Eigentlich war es in der vergangenen Woche ja viel zu warm für Brettspiele. Da es aber auch viel zu warm für jegliche andere Aktivität war, bin ich dann doch wieder am Spieltisch gelandet. Schlußendlich ist es nämlich vollkommen egal, wo man sich zu Tode schwitzt. 

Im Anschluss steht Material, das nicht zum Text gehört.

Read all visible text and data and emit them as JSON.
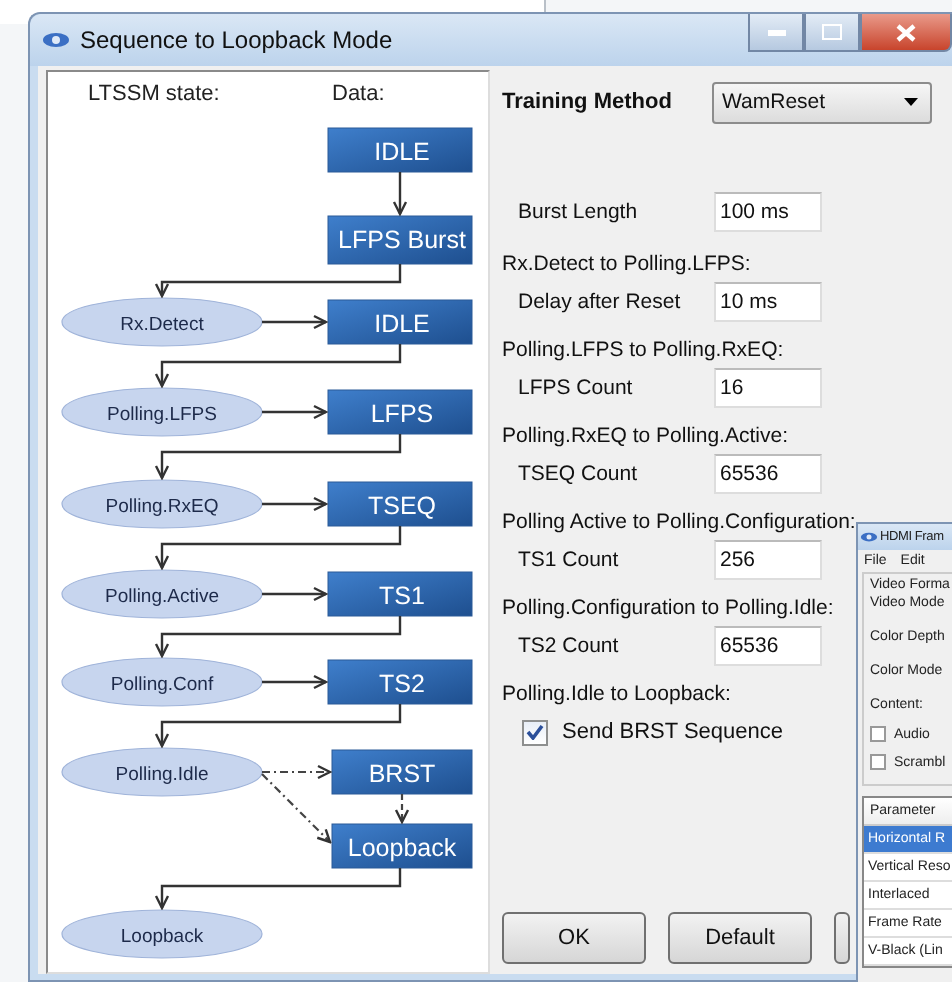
{
  "window": {
    "title": "Sequence to Loopback Mode"
  },
  "diagram": {
    "state_heading": "LTSSM state:",
    "data_heading": "Data:",
    "data_boxes": [
      {
        "label": "IDLE"
      },
      {
        "label": "LFPS Burst"
      },
      {
        "label": "IDLE"
      },
      {
        "label": "LFPS"
      },
      {
        "label": "TSEQ"
      },
      {
        "label": "TS1"
      },
      {
        "label": "TS2"
      },
      {
        "label": "BRST"
      },
      {
        "label": "Loopback"
      }
    ],
    "states": [
      {
        "label": "Rx.Detect"
      },
      {
        "label": "Polling.LFPS"
      },
      {
        "label": "Polling.RxEQ"
      },
      {
        "label": "Polling.Active"
      },
      {
        "label": "Polling.Conf"
      },
      {
        "label": "Polling.Idle"
      },
      {
        "label": "Loopback"
      }
    ]
  },
  "form": {
    "training_method": {
      "label": "Training Method",
      "value": "WamReset"
    },
    "burst": {
      "label": "Burst Length",
      "value": "100 ms"
    },
    "transitions": [
      {
        "kind": "field",
        "heading": "Rx.Detect to Polling.LFPS:",
        "label": "Delay after Reset",
        "value": "10 ms"
      },
      {
        "kind": "field",
        "heading": "Polling.LFPS to Polling.RxEQ:",
        "label": "LFPS Count",
        "value": "16"
      },
      {
        "kind": "field",
        "heading": "Polling.RxEQ to Polling.Active:",
        "label": "TSEQ Count",
        "value": "65536"
      },
      {
        "kind": "field",
        "heading": "Polling Active to Polling.Configuration:",
        "label": "TS1 Count",
        "value": "256"
      },
      {
        "kind": "field",
        "heading": "Polling.Configuration to Polling.Idle:",
        "label": "TS2 Count",
        "value": "65536"
      },
      {
        "kind": "checkbox",
        "heading": "Polling.Idle to Loopback:",
        "label": "Send BRST Sequence",
        "checked": true
      }
    ]
  },
  "buttons": [
    {
      "label": "OK"
    },
    {
      "label": "Default"
    }
  ],
  "hdmi_window": {
    "title": "HDMI Fram",
    "menu": [
      "File",
      "Edit"
    ],
    "labels": [
      "Video Forma",
      "Video Mode",
      "Color Depth",
      "Color Mode",
      "Content:"
    ],
    "checkboxes": [
      {
        "label": "Audio",
        "checked": false
      },
      {
        "label": "Scrambl",
        "checked": false
      }
    ],
    "table": {
      "columns": [
        "Parameter"
      ],
      "rows": [
        {
          "cells": [
            "Horizontal R"
          ],
          "selected": true
        },
        {
          "cells": [
            "Vertical Reso"
          ],
          "selected": false
        },
        {
          "cells": [
            "Interlaced"
          ],
          "selected": false
        },
        {
          "cells": [
            "Frame Rate"
          ],
          "selected": false
        },
        {
          "cells": [
            "V-Black (Lin"
          ],
          "selected": false
        }
      ]
    }
  }
}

Meine Kalenderwoche 30/2013


Spiel der Woche

Wenn es bei mir dieses Jahr schon nicht zu einem Sommerurlaub gereicht hat, dann kann ich mich ja wenigstens bei einer kleinen solitären Knobelei an karibische Strände versetzen lassen… In Freitag findet sich der Spieler (nochmal: Es ist solitär, also für 1 bis 1 Spieler)  in der Rolle des gleichnamigen Eingeborenen aus der Romanvorlage wieder und genießt als dieser das ruhige Leben auf einer einsamen Insel… Keine nervige Zivilisation… keine Verpflichtungen… kein Festkleben an üseligen Ledersitzen in überhitzten Straßenbahnen…  Hach, so lässt es sich aushalten! Gut, es gibt da ein paar wilde Tiere und Kannibalen, aber die sind eigentlich ganz cool drauf, wenn man sich ihnen nur ordentlich vorgestellt hat und sich nicht über laute Musik nach 22:00 Uhr beschwert…
Alles in allem also ein feines Leben, wäre da nur nicht dieser tollpatschige Schiffbrüchige, der jüngst auf unserer Insel gestrandet ist und uns nun mit seinen bemitleidenswerten Überlebensversuchen das Panorama versaut… Solch ein elender Anblick… Nein, das können wir auch nicht einfach ausblenden, wir sind ja keine Unmenschen. Also geben wir Hilfe zur Selbsthilfe und übernehmen kurzerhand das Training des Gestrandeten, der sich uns als Robinson vorstellt. Optimalerweise soll das Survival-Training unseren Eleven dabei in die Lage versetzen, am Ende gleich zwei Piratenschiffe zu kapern und mit diesen die Insel zu verlassen. Dann stimmt auch das Panorama wieder.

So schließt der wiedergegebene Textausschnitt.